Needless to say, very few of America's wars have ended so cleanly or delivered so completely on their prewar expectations. To help figure out why, Gen. Martin Dempsey, in 2009 the commander of the Army's Training and Doctrine Command and soon to be the next chairman of the Joint Chiefs of Staff, commissioned some of the country's leading military historians to examine how the United States has concluded its wars. Col. Matthew Moten, head of West Point's history department, recruited 15 distinguished military historians to each write one chapter of Between War and Peace: How America Ends Its Wars. Beginning with Yorktown and the negotiations that ended the Revolutionary War to Operation Desert Storm in 1991, Between War and Peace brings many perspectives to the long-neglected subject of how America's generals and top policymakers have struggled with war's messy "endgame."

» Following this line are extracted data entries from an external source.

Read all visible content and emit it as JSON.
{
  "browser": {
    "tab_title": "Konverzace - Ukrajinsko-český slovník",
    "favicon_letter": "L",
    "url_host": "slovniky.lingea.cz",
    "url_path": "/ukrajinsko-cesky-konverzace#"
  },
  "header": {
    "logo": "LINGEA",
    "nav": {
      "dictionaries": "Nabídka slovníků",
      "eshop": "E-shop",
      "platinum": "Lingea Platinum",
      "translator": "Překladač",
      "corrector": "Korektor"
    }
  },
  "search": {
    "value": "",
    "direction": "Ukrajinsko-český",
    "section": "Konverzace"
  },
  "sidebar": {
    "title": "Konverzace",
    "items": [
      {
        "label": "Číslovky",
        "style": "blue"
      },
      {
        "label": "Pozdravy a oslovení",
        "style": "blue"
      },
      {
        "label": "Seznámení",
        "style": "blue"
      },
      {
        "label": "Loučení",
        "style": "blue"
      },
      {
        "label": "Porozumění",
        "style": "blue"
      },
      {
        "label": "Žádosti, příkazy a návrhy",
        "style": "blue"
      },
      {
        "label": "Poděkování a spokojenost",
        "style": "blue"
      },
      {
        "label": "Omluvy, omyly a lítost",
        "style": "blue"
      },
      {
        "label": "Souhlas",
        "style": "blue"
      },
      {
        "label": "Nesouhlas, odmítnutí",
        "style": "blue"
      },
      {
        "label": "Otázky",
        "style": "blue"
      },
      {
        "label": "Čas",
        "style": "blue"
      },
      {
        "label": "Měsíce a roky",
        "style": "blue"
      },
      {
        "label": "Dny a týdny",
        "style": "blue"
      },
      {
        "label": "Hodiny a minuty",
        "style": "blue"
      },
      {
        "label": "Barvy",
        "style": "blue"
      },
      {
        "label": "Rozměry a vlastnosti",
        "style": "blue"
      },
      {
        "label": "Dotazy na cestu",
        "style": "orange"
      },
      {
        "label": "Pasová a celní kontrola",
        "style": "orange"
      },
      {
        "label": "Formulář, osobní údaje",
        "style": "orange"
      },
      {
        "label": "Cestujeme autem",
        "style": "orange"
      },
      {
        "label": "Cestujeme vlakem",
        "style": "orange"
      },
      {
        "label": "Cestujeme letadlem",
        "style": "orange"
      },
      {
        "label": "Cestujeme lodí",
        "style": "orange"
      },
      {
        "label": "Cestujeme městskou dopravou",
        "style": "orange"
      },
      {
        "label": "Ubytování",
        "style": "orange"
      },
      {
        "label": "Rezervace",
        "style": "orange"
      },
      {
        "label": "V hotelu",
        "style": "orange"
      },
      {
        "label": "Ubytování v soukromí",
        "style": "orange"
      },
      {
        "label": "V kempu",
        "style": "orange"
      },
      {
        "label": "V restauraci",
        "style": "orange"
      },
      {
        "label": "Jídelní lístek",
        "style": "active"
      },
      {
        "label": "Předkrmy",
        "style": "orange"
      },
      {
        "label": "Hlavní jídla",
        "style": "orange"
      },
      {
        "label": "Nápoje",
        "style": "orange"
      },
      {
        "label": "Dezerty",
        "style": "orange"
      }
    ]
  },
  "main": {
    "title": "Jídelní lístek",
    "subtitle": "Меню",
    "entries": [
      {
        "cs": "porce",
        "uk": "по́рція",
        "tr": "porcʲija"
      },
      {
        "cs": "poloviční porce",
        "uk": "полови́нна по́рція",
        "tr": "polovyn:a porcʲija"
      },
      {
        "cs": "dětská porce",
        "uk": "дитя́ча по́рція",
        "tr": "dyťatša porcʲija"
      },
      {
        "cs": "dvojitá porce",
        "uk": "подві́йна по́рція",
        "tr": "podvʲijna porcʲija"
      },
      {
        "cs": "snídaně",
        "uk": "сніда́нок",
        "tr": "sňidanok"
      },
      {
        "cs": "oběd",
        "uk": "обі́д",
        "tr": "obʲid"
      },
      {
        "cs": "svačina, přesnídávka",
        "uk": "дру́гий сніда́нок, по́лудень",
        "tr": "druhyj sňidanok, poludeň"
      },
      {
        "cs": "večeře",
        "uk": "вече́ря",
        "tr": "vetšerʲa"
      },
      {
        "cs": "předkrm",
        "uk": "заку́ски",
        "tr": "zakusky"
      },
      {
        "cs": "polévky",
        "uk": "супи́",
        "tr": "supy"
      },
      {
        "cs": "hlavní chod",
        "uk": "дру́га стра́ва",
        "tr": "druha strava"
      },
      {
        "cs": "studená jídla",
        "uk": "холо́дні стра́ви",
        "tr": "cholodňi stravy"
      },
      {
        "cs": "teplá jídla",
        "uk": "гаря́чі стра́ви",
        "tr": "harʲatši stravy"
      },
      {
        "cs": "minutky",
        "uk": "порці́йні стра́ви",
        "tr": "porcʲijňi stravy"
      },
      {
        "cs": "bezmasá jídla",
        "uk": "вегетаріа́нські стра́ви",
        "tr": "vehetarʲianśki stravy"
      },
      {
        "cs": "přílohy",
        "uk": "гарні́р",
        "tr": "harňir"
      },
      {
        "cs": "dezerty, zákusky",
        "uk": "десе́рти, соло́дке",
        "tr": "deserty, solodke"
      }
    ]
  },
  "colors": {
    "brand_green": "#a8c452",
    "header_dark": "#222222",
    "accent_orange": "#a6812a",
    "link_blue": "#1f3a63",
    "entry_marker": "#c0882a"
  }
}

In Between War and Peace Moten and his historians explore how these American military engagements reached their culminating points, how each war's ending differed from the goals at the beginning of the conflict, and how the war's end would shape the future peace. Moten's aim, in the end, was no less than hoping, "that some future president, confronted with threats to American national interests and needing some time to think, will tuck this volume under his arm as he departs for a weekend of reading and reflection at Camp David."